Dann hörte sie den Ruf des Amarinto - der Erzherrscher selbst in Gefahr? Luca hatte sich dem Geschehen genähert und von Ferne sah sie nun, wie Adalrik mit mehreren schemenhaft im Regen zu erkennenden Gegnern focht. Adalrik! Sie selbst hatte vor Jahren ein ehrenvolles Duell gegen ihn gekämpft und mehr als einmal war sie gegen ihn in die Schranken geritten. Was war geschehen? Sollten sich alle in ihm getäuscht haben? Menschen liefen durcheinander, versperrten ihr den Weg, stießen gegeneinander. „Platz, in Rondras Namen!“, rief die Geweihte, viel half das jedoch nicht. Ihre Gedanken waren ein einziges Chaos, als sie endlich die Tribüne erreichte.
"Alle Zwölfe, habt Erbarmen!" Entsetzt erblickte Luca den übel zugerichteten Darion Amarinto, die anderen Verletzten und das viele Blut, welches hier vergossen worden war. Am schlimmsten schien es jedoch um den Erzherrscher zu stehen.

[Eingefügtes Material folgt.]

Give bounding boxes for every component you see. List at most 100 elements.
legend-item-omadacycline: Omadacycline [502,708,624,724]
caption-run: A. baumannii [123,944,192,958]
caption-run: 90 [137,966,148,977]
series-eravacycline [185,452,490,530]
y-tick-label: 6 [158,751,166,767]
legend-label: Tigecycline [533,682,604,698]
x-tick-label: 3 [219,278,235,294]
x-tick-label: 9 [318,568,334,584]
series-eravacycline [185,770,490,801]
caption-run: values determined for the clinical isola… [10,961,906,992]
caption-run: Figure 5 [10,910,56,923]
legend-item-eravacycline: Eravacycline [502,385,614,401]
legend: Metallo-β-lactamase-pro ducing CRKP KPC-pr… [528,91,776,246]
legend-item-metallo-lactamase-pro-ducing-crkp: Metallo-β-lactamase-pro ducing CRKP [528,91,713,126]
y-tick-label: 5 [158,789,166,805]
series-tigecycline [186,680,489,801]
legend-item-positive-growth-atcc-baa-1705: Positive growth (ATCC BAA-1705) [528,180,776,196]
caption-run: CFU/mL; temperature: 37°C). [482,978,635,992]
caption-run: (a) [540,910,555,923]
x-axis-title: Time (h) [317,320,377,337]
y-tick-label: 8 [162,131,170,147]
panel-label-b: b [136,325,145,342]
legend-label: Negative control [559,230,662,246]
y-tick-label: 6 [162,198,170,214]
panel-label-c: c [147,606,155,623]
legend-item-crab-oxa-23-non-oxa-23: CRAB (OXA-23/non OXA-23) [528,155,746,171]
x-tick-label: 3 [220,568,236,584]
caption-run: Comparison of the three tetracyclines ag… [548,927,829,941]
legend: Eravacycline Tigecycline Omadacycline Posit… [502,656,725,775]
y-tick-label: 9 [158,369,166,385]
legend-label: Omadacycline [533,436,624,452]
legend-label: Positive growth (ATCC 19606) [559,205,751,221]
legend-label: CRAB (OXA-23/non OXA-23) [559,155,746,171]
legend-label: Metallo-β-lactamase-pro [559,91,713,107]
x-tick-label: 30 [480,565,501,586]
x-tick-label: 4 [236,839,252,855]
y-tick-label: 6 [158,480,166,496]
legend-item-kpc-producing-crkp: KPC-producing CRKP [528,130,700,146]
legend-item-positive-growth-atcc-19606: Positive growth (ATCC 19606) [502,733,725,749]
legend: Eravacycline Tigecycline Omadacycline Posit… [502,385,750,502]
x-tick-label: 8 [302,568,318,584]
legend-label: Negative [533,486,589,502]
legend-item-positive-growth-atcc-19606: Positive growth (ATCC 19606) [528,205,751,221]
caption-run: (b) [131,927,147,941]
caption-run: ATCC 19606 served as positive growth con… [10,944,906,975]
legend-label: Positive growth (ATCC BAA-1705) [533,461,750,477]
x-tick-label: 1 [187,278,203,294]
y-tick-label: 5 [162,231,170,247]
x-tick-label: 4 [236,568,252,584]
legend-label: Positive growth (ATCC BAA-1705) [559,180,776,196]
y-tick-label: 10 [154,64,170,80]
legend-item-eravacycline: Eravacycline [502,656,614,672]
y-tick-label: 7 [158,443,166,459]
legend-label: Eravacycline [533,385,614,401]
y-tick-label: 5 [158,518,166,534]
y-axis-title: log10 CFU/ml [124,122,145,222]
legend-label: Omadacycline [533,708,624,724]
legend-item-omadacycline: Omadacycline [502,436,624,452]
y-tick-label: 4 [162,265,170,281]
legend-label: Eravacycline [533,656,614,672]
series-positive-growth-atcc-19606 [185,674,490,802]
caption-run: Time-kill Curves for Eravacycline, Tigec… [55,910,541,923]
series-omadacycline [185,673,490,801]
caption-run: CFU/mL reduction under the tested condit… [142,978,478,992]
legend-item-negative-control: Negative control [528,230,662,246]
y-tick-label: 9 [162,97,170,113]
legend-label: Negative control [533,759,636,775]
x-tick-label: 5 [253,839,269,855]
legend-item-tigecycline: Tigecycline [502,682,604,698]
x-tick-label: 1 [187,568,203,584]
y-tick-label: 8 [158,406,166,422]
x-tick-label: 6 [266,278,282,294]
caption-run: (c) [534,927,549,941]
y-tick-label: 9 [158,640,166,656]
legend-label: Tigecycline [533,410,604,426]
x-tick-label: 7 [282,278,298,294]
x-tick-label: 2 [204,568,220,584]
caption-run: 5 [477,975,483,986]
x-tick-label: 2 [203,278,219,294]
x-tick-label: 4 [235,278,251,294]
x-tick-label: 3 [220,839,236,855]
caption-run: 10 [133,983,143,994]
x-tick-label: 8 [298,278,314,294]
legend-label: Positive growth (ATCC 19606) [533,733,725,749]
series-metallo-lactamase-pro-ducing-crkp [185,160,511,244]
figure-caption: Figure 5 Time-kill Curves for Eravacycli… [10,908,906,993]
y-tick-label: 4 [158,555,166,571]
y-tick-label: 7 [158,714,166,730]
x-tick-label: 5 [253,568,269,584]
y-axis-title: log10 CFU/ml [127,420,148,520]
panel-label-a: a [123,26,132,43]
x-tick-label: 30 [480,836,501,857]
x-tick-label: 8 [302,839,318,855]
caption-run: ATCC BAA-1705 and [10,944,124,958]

Die Frau, die sich über Nepolemo ya Torese beugte, hatte Luca bei einem der Tjoste gesehen, erinnerte sich aber nicht an ihren Namen. Zwischen den Händen der jungen Frau floss weiter das Blut heraus und hatte schon ihr Gewand besudelt, während die Lache am Boden größer und größer wurde. Luca di Onerdi blinzelte. Für einen Augenblick hatte sich ein purpurner Schimmer über das Blut gezogen.
Luca schüttelte den Kopf, Wasser spritzte aus ihrem Haar und der Augenblick war vorbei. Sie mussten schnell handeln. Ohne Verbandsmaterial musste Luca auf das nächstbeste zurückgreifen. Mit einem schnellen Griff löste sie die Schwertfibel, die ihren Umhang über den Schultern hielt, und versuchte mit Hilfe der anderen Frau, damit zumindest notdürftig die Wunde des Erzherrschers zu umwickeln und die Blutung zu verlangsamen. Schnell hatte sie einige Handgriffe ausgeführt, die sie beim Militär gelernt hatte, doch ein Blick auf Nepolemo verriet ihr, dass ihre Bemühungen vergebens sein würden. Auch die junge Streiterin musste das bemerkt haben, denn in ihrem Gesicht sah Luca Angst und Verzweiflung. Und auch sie selbst fühlte Panik in sich aufsteigen - der Erzherrscher würde buchstäblich in ihren Armen sterben. Das konnte sie nicht zulassen! Mit zwei tiefen Atemzügen kämpfte Luca di Onerdi ihre Angst nieder und sammelte ihre Kraft für die Aufgabe, die vor ihr lag.

„Betet, Signora!“ rief sie der jüngeren Tjosterin zu, „Betet mit mir, nur die Götter können den Erzherrscher noch retten!“ Luca schaute sich um, um weitere Anwesende auf sich aufmerksam zu machen. Dann kniete sie vor Nepolemo nieder, ergriff seine nur noch schwach herabhängende Rechte und begann mit lauter Stimme ein Gebet zu den Zwölfen, in der Hoffnung, dass die junge Signora sie unterstüzen würde.

„Oh Herrin Rondra, sieh deinen Diener, von frevlerischer Hand niedergestreckt! Herrin Peraine, sieh diesen Sterblichen, leidend von Qualen. Ihr Zwölf Herrscher Alverans, schenkt ihm von der Lebenskraft, für die die Uranfängliche gestorben ist! Denn seht, sein Leib ist geschlagen mit Schmerzen, seht, sein Leben liegt in Eurer Hand. Gebt ihm die Kraft, sich zu erheben und dem Frevel zu trotzen...“

So verharrten Luca und Pamina vor Nepolemo im Gebet. Die Priesterin flehte zu den Göttern, den treuen Diener Rondras zu erretten, und die junge Streiterin sprach die ihr bekannten Zeilen mit, die Luca in ihrem Gebet verwendete. Während die beiden alles um sich herum vergaßen, vernahmen die Umstehenden ein fernes, tiefes Donnergrollen. Die Atmung Nepolemo ya Toreses beruhigte sich allmählich. Noch immer war der Erzherrscher bleich, aber der Blutfluss aus seiner Bauchwunde nahm sichtbar ab.
Dann endlich riss der Himmel über Arivor auf und der Regen begann zu versiegen.